Michael S. Exton, CEO

In the last three to six months, KOLs have been becoming more aware of sotagliflozin in HCM, which is put forth by the progress of SONATA and noise around nonobstructive treatments. They see, based on evidence from our program, that this could be a real option for nonobstructive HCM. Additionally, broader capillary practices featuring HCM and HFpEF patients show potential. To have one medicine that can treat both without fear or favor is compelling, especially in general cardiology practices where the majority of HCM patients are treated.

Operator, Operator

Our next question comes from Mazahir Alimohamed with Leerink Partners.
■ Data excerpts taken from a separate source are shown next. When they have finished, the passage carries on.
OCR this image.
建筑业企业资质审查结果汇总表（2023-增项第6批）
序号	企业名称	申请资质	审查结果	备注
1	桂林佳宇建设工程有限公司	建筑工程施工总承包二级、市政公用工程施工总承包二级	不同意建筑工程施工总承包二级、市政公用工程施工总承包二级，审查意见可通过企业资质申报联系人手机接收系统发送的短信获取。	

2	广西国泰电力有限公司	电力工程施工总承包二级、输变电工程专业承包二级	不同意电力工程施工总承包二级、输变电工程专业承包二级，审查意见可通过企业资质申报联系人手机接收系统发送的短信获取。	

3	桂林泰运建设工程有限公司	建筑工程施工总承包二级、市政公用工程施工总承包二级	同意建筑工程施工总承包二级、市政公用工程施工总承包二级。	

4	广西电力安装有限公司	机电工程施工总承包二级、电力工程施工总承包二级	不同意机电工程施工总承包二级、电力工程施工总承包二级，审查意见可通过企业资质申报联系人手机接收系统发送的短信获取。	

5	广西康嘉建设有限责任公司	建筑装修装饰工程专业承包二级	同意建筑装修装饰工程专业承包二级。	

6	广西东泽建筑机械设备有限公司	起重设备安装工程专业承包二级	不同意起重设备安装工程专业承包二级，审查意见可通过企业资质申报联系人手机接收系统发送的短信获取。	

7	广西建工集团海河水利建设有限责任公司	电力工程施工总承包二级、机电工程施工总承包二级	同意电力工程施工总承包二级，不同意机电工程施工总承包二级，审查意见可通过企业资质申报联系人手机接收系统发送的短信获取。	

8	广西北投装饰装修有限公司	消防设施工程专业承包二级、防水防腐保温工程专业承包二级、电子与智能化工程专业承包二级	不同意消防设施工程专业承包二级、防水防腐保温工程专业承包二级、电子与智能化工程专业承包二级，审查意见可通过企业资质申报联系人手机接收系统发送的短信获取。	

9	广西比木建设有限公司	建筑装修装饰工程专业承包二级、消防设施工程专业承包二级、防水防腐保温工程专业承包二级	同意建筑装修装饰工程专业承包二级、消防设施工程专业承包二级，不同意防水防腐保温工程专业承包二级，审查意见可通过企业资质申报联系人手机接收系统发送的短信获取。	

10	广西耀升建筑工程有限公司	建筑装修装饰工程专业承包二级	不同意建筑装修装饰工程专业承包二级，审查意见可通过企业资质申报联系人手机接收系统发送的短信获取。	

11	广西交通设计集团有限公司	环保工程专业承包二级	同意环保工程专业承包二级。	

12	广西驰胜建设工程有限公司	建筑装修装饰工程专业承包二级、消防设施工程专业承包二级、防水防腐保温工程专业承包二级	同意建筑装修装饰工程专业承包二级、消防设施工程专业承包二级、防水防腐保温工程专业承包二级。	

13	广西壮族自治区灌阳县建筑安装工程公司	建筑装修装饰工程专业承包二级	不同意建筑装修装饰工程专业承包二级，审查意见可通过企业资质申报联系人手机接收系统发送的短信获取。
Unidentified Analyst, Analyst

Just two from us. First, given Vertex's recent announcement about their VX-993 and its inability to meet its primary endpoint in the Phase II, how does that impact your confidence in the overall pain market and the ability to conduct a careful Phase III trial? Secondly, Craig, I noticed that you mentioned that there's going to be an echo for every patient when they start the trial. Is that something you would expect if approved as well? Would you expect commercially that they would have an echo before being started on the drug?

Michael S. Exton, CEO

Great questions. Please pass on our best regards. Regarding Vertex and their VX-993, I think in fact that gives us greater confidence in our own program. We've shown three times across Phase II programs in neuropathic pain that we can differentiate from placebo with the 10-milligram dose. We have always been somewhat skeptical of Nav 1.8 in neuropathic pain. The evidence in acute pain is mixed. Our novel mechanism of action should be appreciated given the current complexities observed with others. Our partners will understand as well as we engage for future discussions. Regarding Craig's comment on echo, these patients will receive an echo regardless. I believe many issues in HCM are tied to echoes due to the nature of ejection fraction reductions caused by CMIs. Our drug, which targets heart failure without negative effects related to ejection fraction, might allow for less restrictive echo requirements from a patient suitability standpoint.

Craig B. Granowitz, CFO

To reiterate, I think there may be slightly less stringent echo requirements for patients once the therapy is approved, although monitoring echo and ejection fraction is still a standard of care for symptomatic heart failure patients in the United States.

Michael S. Exton, CEO

I appreciate the insights and reflections surrounding the ongoing discussions. It's rewarding to see the progress and dedication, and we hope to maintain the momentum moving forward.

Operator, Operator

I would now like to turn the call back over to Mike Exton for any closing remarks.

Michael S. Exton, CEO

Thank you for joining, everyone, and thanks for the questions. I've done numerous quarterly earnings calls since joining, and this quarter is one I'm most proud of for two reasons: the team has driven all programs in parallel to their next inflection point, and we've done so while focusing our resources and capital allocation to add value. Those factors have led to a dramatically advanced pipeline and a revised outlook for expenses for the year, ensuring we are spending wisely. I couldn't be prouder of the team. I look forward to Q3 as we experience multiple important developments over the next three months, and I will update you then. Thank you very much.

Operator, Operator

Thank you. This concludes the conference. Thank you for your participation. You may now disconnect.